TransCanada offers lower gas pipeline tolls

20 October 2016, Week 41, Issue 430

TransCanada announced last week it would offer lower pipeline tolls to producers to ship natural gas from Western Canada to Ontario. The company believes this move will help Canadian producers to protect their market share in Eastern Canada in the face of rising competition from the US.

TransCanada has launched an open season aimed at producers interested in securing long-term contracts to transport gas on its mainline system to the Ontario’s Dawn trading hub from Empress, Alberta. Gas producers are being offered a fixed-rate, 10-year contract that would enable them to access the Ontario, Quebec and US Midwest markets. The new tolls – which are around half the value of other tolls on the mainline – are conditional on a total subscription of at least 1.5 million gigajoules (40.3 mcm) per day.

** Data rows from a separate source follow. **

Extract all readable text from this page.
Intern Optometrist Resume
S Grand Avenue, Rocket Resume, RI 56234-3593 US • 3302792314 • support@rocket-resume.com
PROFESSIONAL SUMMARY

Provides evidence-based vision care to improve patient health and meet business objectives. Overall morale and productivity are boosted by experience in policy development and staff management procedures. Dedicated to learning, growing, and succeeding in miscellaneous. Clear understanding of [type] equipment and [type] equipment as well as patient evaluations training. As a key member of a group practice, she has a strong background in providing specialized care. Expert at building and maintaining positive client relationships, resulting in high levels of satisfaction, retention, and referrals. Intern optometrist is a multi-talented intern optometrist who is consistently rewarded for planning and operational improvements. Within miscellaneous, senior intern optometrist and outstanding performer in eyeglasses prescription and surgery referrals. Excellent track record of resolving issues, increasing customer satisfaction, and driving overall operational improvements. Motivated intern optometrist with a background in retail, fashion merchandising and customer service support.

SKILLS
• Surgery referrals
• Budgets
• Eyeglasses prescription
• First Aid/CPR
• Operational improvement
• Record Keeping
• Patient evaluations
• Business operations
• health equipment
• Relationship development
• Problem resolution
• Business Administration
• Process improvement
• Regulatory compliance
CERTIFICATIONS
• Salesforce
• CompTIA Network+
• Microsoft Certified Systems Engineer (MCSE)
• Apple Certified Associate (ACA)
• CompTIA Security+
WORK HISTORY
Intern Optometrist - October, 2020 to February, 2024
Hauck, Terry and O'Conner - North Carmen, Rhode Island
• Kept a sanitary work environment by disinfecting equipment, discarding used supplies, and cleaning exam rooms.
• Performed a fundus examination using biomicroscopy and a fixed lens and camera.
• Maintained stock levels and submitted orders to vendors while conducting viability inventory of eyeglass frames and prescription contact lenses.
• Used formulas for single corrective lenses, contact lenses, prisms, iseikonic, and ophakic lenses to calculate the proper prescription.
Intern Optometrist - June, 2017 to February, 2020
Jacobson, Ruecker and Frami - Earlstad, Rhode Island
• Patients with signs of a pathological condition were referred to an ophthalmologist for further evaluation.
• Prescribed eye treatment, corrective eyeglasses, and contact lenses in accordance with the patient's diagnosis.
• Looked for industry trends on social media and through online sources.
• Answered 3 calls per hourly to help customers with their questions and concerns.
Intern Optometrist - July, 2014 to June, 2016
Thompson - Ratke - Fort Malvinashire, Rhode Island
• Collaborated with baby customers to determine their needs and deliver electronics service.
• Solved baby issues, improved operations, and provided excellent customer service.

TransCanada is targeting an in-service date of November 2017.

“It’s a win-win for both the producers and us,” the Globe and Mail quoted a TransCanada senior vice president and general manager for Canadian gas pipeline operations, Stephen Clark, as saying. “When we look at how Western Canadian production costs stack up against other sources of supply, combined with the toll that we’re proposing, we think the delivery costs of gas will be competitive in the market.”

Gas producers in Western Canada are seeing their market share in Central Canada and the US eroded owing to growing US shale gas supply from the Appalachian Basin, and TransCanada hopes to help stop or even reverse this.

The Globe and Mail cited Goldman Sachs as saying the weak Canadian dollar, strong condensate production and relatively low costs in the Montney formation could help Canadian producers compete with their US counterparts.

TransCanada’s latest tolls are lower than what it initially offered earlier this year. Whether producers decide to accept them remains to be seen. However, there are warnings that this offering is not flexible, as producers will be locked in a long-term, restrictive contract. The latter, however, would give producers the right to opt out after five years, with some financial penalty. And Clark noted that the company would not make any more changes on the toll service rates.